According to the Union of Concerned Scientists, there were over 3,300 operational satellites orbiting the earth at the start of 2021, with hundreds of others planned for launch. From supporting worldwide Internet of Things (IoT) deployments and geolocation capabilities to assisting with military intelligence, satellites are becoming an integral part of everyday life. This proliferation of satellites is only set to increase, with many firms planning to send whole fleets into the skies to meet the rising global demand for digitalization and connectivity.

As the popularity of satellite skyrockets, however, the concern around security is also heightening. Many of the world’s global communication networks are now reliant on satellites and have become increasingly integrated with the Internet and many other networks. With this connectivity comes a growing attack surface, and cyber criminals are starting to take notice. As a result, it is imperative that security is made a priority right from the outset. With access to crucial networks and highly sensitive information, it is essential that vendors and manufacturers take the right steps to safeguard both satellites and ground infrastructure.

The growing need for satellites

Satellites have become extremely important. Not only do they support telecommunication networks, but they have also become vital for running global supply chains, worldwide logistics, and personal navigation. Private and government organizations now also depend heavily on them for important operations, such as remote sensing, imaging, mission-critical communications, and weather monitoring. Similarly, electric grids, IoT devices, data centers, and GPS technologies all rely on satellites to work effectively.

It is particularly alarming to think that many of these organizations have no influence over the cybersecurity of the satellite system and lack a basic understanding of the risks facing them. As more satellites are deployed, they will become increasingly interconnected, which therefore opens the door to the vulnerabilities through which attacks can easily occur. Despite the reality that cyberattacks frequently have significant consequences, security is often an afterthought, as innovation takes priority.

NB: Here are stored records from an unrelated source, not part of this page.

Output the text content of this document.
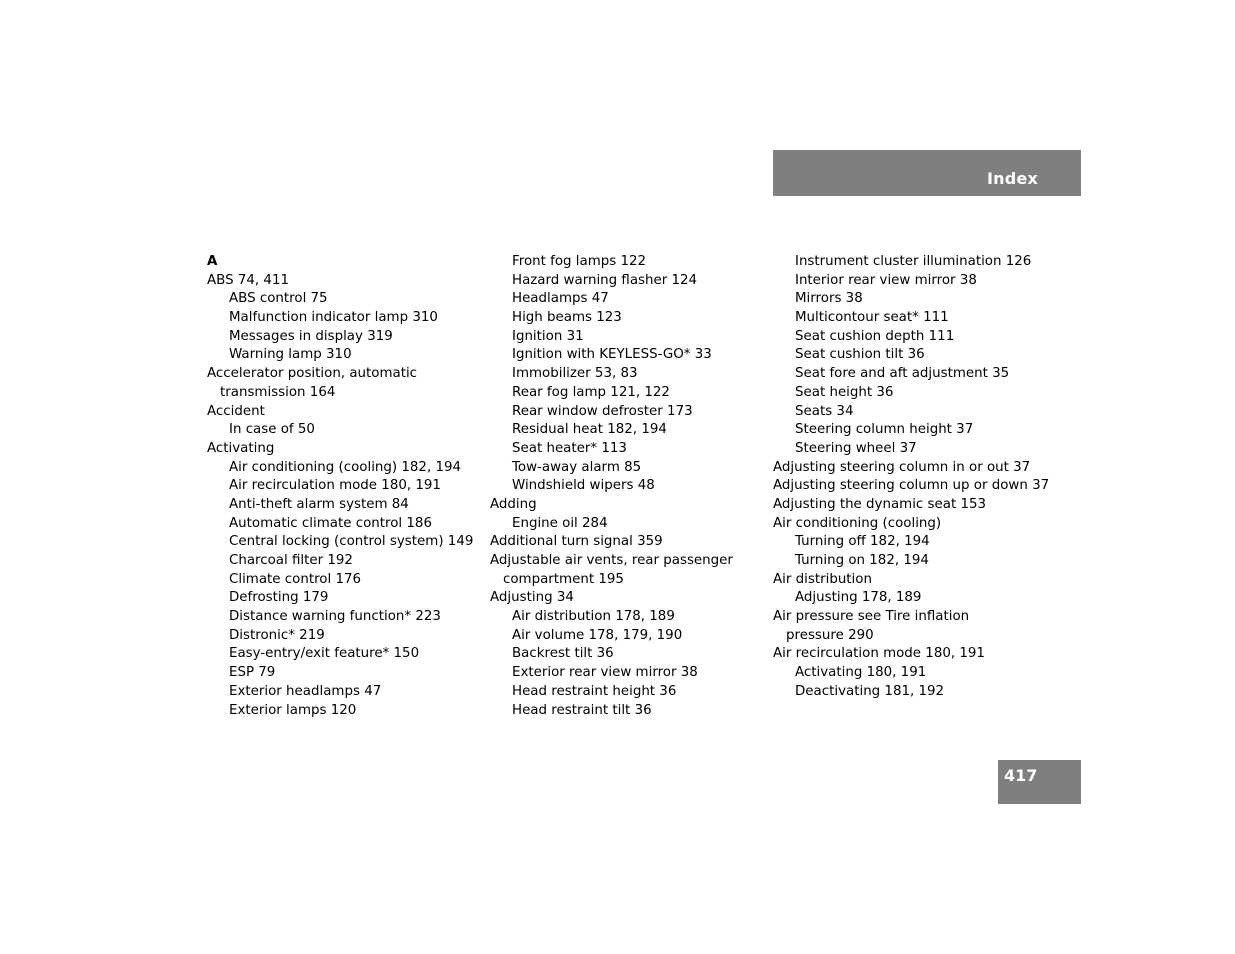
Index
A
ABS 74, 411
ABS control 75
Malfunction indicator lamp 310
Messages in display 319
Warning lamp 310
Accelerator position, automatic
transmission 164
Accident
In case of 50
Activating
Air conditioning (cooling) 182, 194
Air recirculation mode 180, 191
Anti-theft alarm system 84
Automatic climate control 186
Central locking (control system) 149
Charcoal filter 192
Climate control 176
Defrosting 179
Distance warning function* 223
Distronic* 219
Easy-entry/exit feature* 150
ESP 79
Exterior headlamps 47
Exterior lamps 120
Front fog lamps 122
Hazard warning flasher 124
Headlamps 47
High beams 123
Ignition 31
Ignition with KEYLESS-GO* 33
Immobilizer 53, 83
Rear fog lamp 121, 122
Rear window defroster 173
Residual heat 182, 194
Seat heater* 113
Tow-away alarm 85
Windshield wipers 48
Adding
Engine oil 284
Additional turn signal 359
Adjustable air vents, rear passenger
compartment 195
Adjusting 34
Air distribution 178, 189
Air volume 178, 179, 190
Backrest tilt 36
Exterior rear view mirror 38
Head restraint height 36
Head restraint tilt 36
Instrument cluster illumination 126
Interior rear view mirror 38
Mirrors 38
Multicontour seat* 111
Seat cushion depth 111
Seat cushion tilt 36
Seat fore and aft adjustment 35
Seat height 36
Seats 34
Steering column height 37
Steering wheel 37
Adjusting steering column in or out 37
Adjusting steering column up or down 37
Adjusting the dynamic seat 153
Air conditioning (cooling)
Turning off 182, 194
Turning on 182, 194
Air distribution
Adjusting 178, 189
Air pressure see Tire inflation
pressure 290
Air recirculation mode 180, 191
Activating 180, 191
Deactivating 181, 192
417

This leaves little room or time to think about implementing best practices that can protect against attacks.

As evidenced by the recent attack on SolarWinds, which saw sensitive information from federal governments, educational institutions, and other private companies compromised by hackers, breaches can have a detrimental impact. A recent Cybersecurity Ventures report noted that cybercrime is expected to cost the world $10.5 trillion every year by 2025. With so much depending on satellites, cyberattacks that target them can cause substantial damage, from financial losses to fines for failing to comply with data protection legislation. Any intentional or unintentional disruption is also highly likely to cause a ripple effect with severe economic impact or information leakage. With so much at stake, companies must get security right the first time.

Security threats

There are a variety of ways in which satellites and their systems can be attacked. One method that is used by hackers is accessing the downstream system by intercepting the signal of the satellite. Once this is complete, it is then relatively simple for them to invade the entire network, and the networks of any organizations using that system, by infiltrating one ground station. Another way is through the long-held practice of using long-range telemetry to communicate with any ground stations. Any downlink or uplink communication is managed via open network security protocols, which can be easily bypassed by cyber criminals. There are also many entry points offered by IoT devices, which can open a back door into the entire network. One single unprotected device can bring down an entire company—and potentially its customers and suppliers too.

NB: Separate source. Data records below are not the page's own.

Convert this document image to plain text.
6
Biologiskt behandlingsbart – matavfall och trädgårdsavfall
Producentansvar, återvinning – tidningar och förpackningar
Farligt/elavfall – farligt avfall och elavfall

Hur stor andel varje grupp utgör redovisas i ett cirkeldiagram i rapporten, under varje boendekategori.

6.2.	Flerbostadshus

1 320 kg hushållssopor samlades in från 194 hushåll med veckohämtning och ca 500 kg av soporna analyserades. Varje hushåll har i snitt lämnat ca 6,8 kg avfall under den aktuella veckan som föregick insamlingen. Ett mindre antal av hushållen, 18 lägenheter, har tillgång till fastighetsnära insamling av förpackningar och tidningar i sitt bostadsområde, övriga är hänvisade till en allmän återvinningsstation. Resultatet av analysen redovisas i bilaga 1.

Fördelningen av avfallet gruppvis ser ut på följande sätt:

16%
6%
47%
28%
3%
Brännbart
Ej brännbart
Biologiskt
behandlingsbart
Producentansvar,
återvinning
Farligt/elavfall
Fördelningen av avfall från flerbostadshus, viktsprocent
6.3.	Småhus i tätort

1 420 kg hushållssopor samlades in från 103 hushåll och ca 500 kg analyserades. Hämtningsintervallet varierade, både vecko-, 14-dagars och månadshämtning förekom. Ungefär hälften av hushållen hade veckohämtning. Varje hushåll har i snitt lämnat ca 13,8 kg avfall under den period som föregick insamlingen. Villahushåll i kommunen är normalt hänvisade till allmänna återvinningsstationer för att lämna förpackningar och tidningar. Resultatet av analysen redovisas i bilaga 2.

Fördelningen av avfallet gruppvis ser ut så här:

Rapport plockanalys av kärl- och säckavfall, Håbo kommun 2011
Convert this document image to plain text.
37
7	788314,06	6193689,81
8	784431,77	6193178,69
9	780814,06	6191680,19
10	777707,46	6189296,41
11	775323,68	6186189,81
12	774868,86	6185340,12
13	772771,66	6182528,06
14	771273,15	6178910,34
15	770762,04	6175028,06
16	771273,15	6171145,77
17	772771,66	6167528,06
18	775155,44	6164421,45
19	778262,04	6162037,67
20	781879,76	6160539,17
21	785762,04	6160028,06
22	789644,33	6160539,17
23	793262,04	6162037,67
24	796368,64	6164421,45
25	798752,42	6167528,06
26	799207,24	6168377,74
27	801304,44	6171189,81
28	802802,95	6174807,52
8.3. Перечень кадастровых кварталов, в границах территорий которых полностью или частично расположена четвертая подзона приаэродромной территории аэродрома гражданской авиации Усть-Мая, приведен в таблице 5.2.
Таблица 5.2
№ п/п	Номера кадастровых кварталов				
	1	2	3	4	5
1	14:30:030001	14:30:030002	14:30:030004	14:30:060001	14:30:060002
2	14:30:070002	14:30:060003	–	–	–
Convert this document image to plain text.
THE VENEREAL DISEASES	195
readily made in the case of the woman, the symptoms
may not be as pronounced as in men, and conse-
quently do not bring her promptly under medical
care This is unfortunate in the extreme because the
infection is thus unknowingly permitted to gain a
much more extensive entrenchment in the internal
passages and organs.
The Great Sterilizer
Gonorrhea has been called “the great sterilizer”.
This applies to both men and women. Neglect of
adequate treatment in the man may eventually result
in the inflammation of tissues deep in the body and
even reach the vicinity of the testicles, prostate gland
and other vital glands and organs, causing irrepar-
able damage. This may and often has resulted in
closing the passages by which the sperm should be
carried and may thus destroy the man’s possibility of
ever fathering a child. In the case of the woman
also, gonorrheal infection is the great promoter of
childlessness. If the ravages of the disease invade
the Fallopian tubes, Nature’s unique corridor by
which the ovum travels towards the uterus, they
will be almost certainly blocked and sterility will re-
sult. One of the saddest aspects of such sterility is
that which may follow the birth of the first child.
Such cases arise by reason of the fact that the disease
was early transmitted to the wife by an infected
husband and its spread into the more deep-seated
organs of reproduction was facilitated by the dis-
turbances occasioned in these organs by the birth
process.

This is worrisome for organizations of all sizes, especially those that need to protect highly sensitive data, such as militaries and governments. Satellite cybersecurity is hindered by a multitude of weaknesses, according to Major Stephen Bilcher of the US Air Force. During the manufacturing stage, several weaknesses have developed through years of neglect, leaving potential weak spots in satellite receivers, networks, and ground systems that cyber criminals can readily exploit. Each craft or system often requires a specific, custom solution, which is costly and time-consuming to implement. Additionally, the ground systems that support satellites are routinely saturated with Industrial Control Systems (ICS) and IoT devices, which are common targets for attacks. Hackers are always looking for security loopholes to gain access to the entire satellite system, and these ICS and IoT systems provide the best way in due to their many vulnerabilities.

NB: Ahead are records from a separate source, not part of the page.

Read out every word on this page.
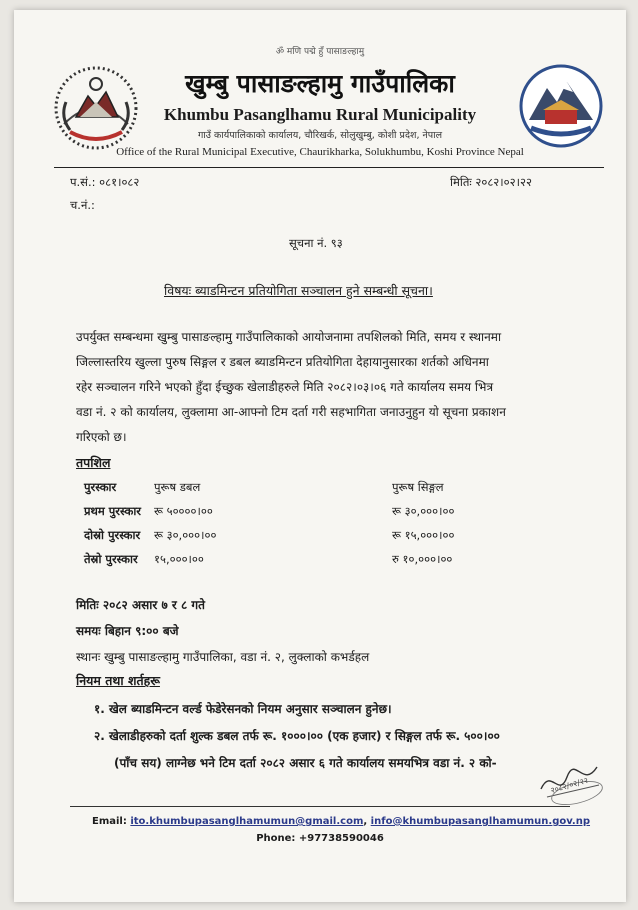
ॐ मणि पद्मे हुँ पासाङल्हामु
खुम्बु पासाङल्हामु गाउँपालिका
Khumbu Pasanglhamu Rural Municipality
गाउँ कार्यपालिकाको कार्यालय, चौरिखर्क, सोलुखुम्बु, कोशी प्रदेश, नेपाल
Office of the Rural Municipal Executive, Chaurikharka, Solukhumbu, Koshi Province Nepal
प.सं.: ०८१।०८२
च.नं.:
मितिः २०८२।०२।२२
सूचना नं. ९३
विषयः ब्याडमिन्टन प्रतियोगिता सञ्चालन हुने सम्बन्धी सूचना।
उपर्युक्त सम्बन्धमा खुम्बु पासाङल्हामु गाउँपालिकाको आयोजनामा तपशिलको मिति, समय र स्थानमा
जिल्लास्तरिय खुल्ला पुरुष सिङ्गल र डबल ब्याडमिन्टन प्रतियोगिता देहायानुसारका शर्तको अधिनमा
रहेर सञ्चालन गरिने भएको हुँदा ईच्छुक खेलाडीहरुले मिति २०८२।०३।०६ गते कार्यालय समय भित्र
वडा नं. २ को कार्यालय, लुक्लामा आ-आफ्नो टिम दर्ता गरी सहभागिता जनाउनुहुन यो सूचना प्रकाशन
गरिएको छ।
तपशिल
पुरस्कार	पुरूष डबल	पुरूष सिङ्गल
प्रथम पुरस्कार रू ५००००।००	रू ३०,०००।००
दोस्रो पुरस्कार रू ३०,०००।००	रू १५,०००।००
तेस्रो पुरस्कार १५,०००।००	रु १०,०००।००
मितिः २०८२ असार ७ र ८ गते
समयः बिहान ९:०० बजे
स्थानः खुम्बु पासाङल्हामु गाउँपालिका, वडा नं. २, लुक्लाको कभर्डहल
नियम तथा शर्तहरू
१. खेल ब्याडमिन्टन वर्ल्ड फेडेरेसनको नियम अनुसार सञ्चालन हुनेछ।
२. खेलाडीहरुको दर्ता शुल्क डबल तर्फ रू. १०००।०० (एक हजार) र सिङ्गल तर्फ रू. ५००।००
(पाँच सय) लाग्नेछ भने टिम दर्ता २०८२ असार ६ गते कार्यालय समयभित्र वडा नं. २ को-
२०८२/०२/२२
Email: ito.khumbupasanglhamumun@gmail.com, info@khumbupasanglhamumun.gov.np
Phone: +97738590046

Ensuring the best protection

As we become increasingly reliant on satellites, it is important that the satellite industry urgently reassesses cybersecurity and makes it a priority. The first step is for organizations to determine the vulnerabilities facing them and understand exactly how they could be exploited—for example, ensuring that their equipment can be updated and upgraded with the latest security measures. Because of its low security level and weak encryption, old IT equipment has often been used in the past to take control of entire satellite networks.